In Brazil, Copa has kept its capacity steady this year. But last year, it resumed some of the flying it had cut earlier. And while the market remains challenging for the third quarter — “at least for us it doesn’t look great,” Heilbron said — the airline is optimistic Brazil will improve in the year’s final three months.

Bright Spots

As it tries to improve profitability, Copa is considering entering a joint venture with United Airlines and Avianca Airlines of Colombia, an arrangement that likely would allow the three carriers to schedule flights and share revenues with each other, without worrying about anti-trust laws.

Joint business agreements can sometimes help airlines turn marginal flights into money-makers, and Fernando Abdalla, an analyst with JP Morgan Chase, said the deal “could bring further upside in the mid-term” for Copa.

The three airlines are in the planning stages now, Heilbron said.
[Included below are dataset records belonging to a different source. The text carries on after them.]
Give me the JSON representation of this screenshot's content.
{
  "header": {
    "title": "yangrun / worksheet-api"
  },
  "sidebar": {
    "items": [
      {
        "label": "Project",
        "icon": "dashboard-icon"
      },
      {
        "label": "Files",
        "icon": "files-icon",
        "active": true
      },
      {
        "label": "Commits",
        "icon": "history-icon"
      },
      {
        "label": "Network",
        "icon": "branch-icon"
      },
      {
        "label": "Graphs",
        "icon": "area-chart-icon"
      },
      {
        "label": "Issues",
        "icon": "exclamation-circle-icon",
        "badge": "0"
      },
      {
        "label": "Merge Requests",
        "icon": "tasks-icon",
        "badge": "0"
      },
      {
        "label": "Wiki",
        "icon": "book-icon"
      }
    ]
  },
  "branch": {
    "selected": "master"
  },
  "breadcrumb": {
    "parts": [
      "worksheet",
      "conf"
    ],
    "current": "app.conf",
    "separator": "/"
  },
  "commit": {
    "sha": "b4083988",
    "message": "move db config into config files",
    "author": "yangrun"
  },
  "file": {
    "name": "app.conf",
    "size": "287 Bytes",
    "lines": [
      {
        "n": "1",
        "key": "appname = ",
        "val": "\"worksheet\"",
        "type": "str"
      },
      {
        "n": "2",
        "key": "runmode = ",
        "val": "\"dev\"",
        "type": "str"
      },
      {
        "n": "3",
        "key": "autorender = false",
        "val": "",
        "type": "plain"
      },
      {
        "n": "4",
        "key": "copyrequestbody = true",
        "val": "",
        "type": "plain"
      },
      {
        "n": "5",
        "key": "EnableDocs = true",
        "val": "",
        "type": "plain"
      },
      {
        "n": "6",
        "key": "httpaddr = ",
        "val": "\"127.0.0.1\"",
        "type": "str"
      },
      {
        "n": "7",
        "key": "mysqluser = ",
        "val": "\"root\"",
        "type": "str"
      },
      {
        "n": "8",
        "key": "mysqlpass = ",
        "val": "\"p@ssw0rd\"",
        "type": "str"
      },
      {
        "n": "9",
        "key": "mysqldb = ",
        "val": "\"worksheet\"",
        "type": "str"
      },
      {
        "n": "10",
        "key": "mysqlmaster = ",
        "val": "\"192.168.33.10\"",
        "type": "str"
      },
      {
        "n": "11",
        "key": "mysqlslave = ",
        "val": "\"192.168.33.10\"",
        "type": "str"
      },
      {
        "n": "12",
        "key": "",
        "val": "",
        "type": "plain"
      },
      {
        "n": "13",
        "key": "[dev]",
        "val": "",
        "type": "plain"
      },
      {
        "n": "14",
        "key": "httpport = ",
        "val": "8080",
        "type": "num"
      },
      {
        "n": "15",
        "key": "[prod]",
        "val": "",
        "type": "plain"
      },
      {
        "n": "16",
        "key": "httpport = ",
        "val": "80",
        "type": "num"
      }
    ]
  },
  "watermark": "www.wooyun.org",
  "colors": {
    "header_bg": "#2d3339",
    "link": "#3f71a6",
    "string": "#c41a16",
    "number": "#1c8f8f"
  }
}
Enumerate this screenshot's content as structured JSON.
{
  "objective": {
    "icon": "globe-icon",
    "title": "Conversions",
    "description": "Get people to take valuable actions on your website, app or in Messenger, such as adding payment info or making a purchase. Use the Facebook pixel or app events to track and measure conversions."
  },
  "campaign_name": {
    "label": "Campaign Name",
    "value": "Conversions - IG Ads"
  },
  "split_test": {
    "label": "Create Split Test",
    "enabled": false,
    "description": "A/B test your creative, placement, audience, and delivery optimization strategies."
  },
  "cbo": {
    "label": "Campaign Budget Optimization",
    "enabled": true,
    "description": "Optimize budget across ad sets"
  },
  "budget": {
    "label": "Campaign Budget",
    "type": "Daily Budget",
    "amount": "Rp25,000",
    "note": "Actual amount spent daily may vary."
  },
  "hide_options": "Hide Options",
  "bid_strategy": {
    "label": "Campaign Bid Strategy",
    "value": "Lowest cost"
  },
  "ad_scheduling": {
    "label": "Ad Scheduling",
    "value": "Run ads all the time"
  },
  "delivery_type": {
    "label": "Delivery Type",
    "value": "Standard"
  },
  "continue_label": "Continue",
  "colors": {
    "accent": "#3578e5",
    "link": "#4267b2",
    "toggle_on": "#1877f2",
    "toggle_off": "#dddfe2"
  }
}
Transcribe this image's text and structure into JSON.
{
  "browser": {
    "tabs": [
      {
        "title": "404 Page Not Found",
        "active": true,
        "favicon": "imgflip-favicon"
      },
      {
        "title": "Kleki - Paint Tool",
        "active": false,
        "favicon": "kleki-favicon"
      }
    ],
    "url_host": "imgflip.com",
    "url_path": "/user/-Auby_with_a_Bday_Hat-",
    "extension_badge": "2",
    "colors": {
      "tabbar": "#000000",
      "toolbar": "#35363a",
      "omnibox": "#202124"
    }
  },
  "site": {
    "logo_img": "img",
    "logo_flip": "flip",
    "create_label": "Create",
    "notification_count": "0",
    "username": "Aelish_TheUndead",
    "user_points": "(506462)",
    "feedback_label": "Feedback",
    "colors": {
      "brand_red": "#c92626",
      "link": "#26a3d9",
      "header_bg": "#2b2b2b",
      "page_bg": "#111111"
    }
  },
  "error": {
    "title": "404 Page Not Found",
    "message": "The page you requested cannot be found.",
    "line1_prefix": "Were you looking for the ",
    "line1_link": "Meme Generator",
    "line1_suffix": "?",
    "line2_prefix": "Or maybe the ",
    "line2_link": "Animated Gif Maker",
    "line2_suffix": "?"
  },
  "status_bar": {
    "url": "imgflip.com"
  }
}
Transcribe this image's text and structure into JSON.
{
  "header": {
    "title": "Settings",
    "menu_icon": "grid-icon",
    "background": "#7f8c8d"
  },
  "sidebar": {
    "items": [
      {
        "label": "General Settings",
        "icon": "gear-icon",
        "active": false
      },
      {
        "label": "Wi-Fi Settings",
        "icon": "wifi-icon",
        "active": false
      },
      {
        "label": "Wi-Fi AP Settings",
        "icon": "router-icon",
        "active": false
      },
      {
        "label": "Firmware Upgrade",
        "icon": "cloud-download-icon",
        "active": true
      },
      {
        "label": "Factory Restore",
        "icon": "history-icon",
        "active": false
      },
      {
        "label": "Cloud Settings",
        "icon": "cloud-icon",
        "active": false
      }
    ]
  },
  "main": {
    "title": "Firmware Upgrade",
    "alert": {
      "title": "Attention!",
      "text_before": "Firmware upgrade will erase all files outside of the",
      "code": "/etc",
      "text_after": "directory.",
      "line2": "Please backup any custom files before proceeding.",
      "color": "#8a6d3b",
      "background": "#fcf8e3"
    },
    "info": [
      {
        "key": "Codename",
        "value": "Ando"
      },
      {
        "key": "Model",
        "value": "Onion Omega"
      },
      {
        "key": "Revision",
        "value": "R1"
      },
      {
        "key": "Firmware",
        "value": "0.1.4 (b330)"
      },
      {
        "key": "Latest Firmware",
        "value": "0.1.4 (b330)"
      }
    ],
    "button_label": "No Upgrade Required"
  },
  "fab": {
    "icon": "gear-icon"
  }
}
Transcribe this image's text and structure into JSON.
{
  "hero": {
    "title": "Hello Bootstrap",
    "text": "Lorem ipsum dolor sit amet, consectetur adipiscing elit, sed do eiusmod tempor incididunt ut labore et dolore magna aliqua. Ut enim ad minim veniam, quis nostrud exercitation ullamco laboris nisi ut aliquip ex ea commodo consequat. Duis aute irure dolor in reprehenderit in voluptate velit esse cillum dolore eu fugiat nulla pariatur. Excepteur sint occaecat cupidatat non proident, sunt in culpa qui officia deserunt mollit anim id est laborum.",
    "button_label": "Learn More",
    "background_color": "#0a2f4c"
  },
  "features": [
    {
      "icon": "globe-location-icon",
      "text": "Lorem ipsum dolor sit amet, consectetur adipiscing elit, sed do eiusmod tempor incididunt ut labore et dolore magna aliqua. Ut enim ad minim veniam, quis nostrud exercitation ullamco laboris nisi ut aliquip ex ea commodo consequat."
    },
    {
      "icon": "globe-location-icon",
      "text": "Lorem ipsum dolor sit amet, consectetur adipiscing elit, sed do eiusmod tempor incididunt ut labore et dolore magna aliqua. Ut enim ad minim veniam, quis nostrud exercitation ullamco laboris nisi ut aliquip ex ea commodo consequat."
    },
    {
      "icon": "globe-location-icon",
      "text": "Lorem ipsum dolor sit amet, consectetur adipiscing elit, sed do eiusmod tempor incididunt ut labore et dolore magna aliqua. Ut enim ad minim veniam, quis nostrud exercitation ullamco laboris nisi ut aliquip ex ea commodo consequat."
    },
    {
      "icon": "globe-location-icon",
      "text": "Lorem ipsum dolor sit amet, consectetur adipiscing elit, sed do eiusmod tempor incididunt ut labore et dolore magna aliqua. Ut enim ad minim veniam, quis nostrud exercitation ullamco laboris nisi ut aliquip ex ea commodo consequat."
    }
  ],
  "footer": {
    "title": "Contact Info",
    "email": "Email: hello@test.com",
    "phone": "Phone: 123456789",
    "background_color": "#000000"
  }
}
If they agree on an arrangement, regulators from all countries would need to approve it.

“Once it’s finalized, we will have to go through all the legal hurdles that an agreement like this has to go through,” Heilbron said.

Additionally, Heilbron said he is hopeful higher fuel prices may help some Latin American economies, spurring demand for air travel.

“We have seen in the past how higher oil prices benefit the Latin American economy and eventually lead to a better yield environment in the region,” he said. “But we’re not sitting idly waiting for that to happen.”

McKenzie said the company, and its stock, can bounce back. But perhaps not immediately.

“Shares could prove attractive for those investors that can look past current challenges and that have a one to three year horizon,” he said.